# Compute the sum of the power serie

$\sum_{1}^{\infty } \frac{(n^{2} + n)x^{n-1}}{2^{n-1}}$

I have found convergence interval for series: $\left | x \right | < 2$, but I have no idea how to find the sum of the power series.

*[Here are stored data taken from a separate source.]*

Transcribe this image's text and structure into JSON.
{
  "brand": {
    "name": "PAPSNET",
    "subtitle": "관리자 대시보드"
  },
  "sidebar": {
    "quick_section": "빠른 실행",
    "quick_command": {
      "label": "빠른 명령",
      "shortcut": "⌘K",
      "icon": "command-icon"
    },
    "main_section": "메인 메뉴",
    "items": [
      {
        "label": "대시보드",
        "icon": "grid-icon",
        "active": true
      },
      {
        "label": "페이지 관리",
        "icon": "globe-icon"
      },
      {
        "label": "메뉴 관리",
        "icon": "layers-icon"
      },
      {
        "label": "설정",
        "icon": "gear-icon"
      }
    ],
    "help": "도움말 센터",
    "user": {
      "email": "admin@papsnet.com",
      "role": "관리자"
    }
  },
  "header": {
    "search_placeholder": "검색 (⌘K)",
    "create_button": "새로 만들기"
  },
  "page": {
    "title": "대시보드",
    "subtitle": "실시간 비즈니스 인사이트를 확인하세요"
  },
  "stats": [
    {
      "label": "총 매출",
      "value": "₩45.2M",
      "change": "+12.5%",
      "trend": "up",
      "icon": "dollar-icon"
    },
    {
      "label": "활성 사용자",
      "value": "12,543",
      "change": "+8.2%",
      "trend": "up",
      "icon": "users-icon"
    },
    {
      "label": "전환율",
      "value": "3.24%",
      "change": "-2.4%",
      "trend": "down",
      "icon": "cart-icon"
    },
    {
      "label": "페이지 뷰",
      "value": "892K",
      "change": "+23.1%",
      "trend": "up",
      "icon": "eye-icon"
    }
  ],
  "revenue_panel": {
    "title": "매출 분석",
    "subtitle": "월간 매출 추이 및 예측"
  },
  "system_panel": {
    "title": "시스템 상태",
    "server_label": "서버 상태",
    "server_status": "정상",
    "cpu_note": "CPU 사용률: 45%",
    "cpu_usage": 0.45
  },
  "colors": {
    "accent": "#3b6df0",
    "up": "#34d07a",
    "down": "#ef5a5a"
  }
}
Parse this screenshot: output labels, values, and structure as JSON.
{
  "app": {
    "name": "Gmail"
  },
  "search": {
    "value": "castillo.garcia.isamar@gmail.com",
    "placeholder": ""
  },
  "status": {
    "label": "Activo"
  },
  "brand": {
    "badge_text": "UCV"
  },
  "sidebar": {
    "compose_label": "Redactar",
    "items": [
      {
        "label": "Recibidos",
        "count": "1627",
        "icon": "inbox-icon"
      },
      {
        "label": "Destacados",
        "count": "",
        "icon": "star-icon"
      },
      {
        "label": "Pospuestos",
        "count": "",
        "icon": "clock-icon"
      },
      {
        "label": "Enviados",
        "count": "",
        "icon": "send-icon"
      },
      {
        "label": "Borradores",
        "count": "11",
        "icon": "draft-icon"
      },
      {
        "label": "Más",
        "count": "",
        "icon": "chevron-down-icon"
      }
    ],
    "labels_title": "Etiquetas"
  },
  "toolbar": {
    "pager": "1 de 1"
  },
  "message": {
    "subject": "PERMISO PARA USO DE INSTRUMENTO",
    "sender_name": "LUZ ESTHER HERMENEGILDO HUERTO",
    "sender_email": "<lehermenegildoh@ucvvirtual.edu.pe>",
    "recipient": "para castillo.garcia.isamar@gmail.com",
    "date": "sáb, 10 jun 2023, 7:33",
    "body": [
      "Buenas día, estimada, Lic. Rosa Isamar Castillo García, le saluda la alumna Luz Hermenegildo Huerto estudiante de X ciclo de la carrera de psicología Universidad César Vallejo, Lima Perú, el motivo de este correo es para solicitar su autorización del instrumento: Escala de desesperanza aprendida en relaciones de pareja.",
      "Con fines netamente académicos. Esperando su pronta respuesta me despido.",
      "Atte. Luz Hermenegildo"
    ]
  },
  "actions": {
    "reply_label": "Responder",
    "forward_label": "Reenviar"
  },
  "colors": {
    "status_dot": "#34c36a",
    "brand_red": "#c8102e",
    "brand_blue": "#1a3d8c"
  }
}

• Do you know about differentiating power series term-by-term? (or integrating them) – ancientmathematician May 19 '17 at 14:57

$$\sum\limits_{n=1}^\infty{(n^2+n)x^{n-1}\over2^{n-1}} = 4{d^2\over dx^2}\sum\limits_{n=1}^\infty{x^{n+1}\over2^{n+1}} = 4{d^2\over dx^2}{{x^2\over2^2}\over1-{x\over2}} = 2{d^2\over dx^2}{x^2\over2-x} = 2{d^2\over dx^2}{x^2-4+4\over2-x} = 2{d^2\over dx^2}\left(-x-2 + {4\over2-x}\right) = {8\cdot1\cdot2\over(2-x)^3} = {16\over(2-x)^3}$$
Hint: Recall that $$\frac{1}{1-x} = \sum_{n=0}^{\infty}x^n$$ $$\left(\frac{1}{1-x}\right)' = \sum_{n=1}^{\infty}nx^{n-1}$$ $$\left(\frac{1}{1-x}\right)'' = \sum_{n=2}^{\infty}n(n-1)x^{n-2} = \sum_{n=1}^{\infty}n(n+1)x^{n-1} = \sum_{n=1}^{\infty}(n^2+n)x^{n-1}$$ What if you replace $x$ by $\frac{x}{2}$.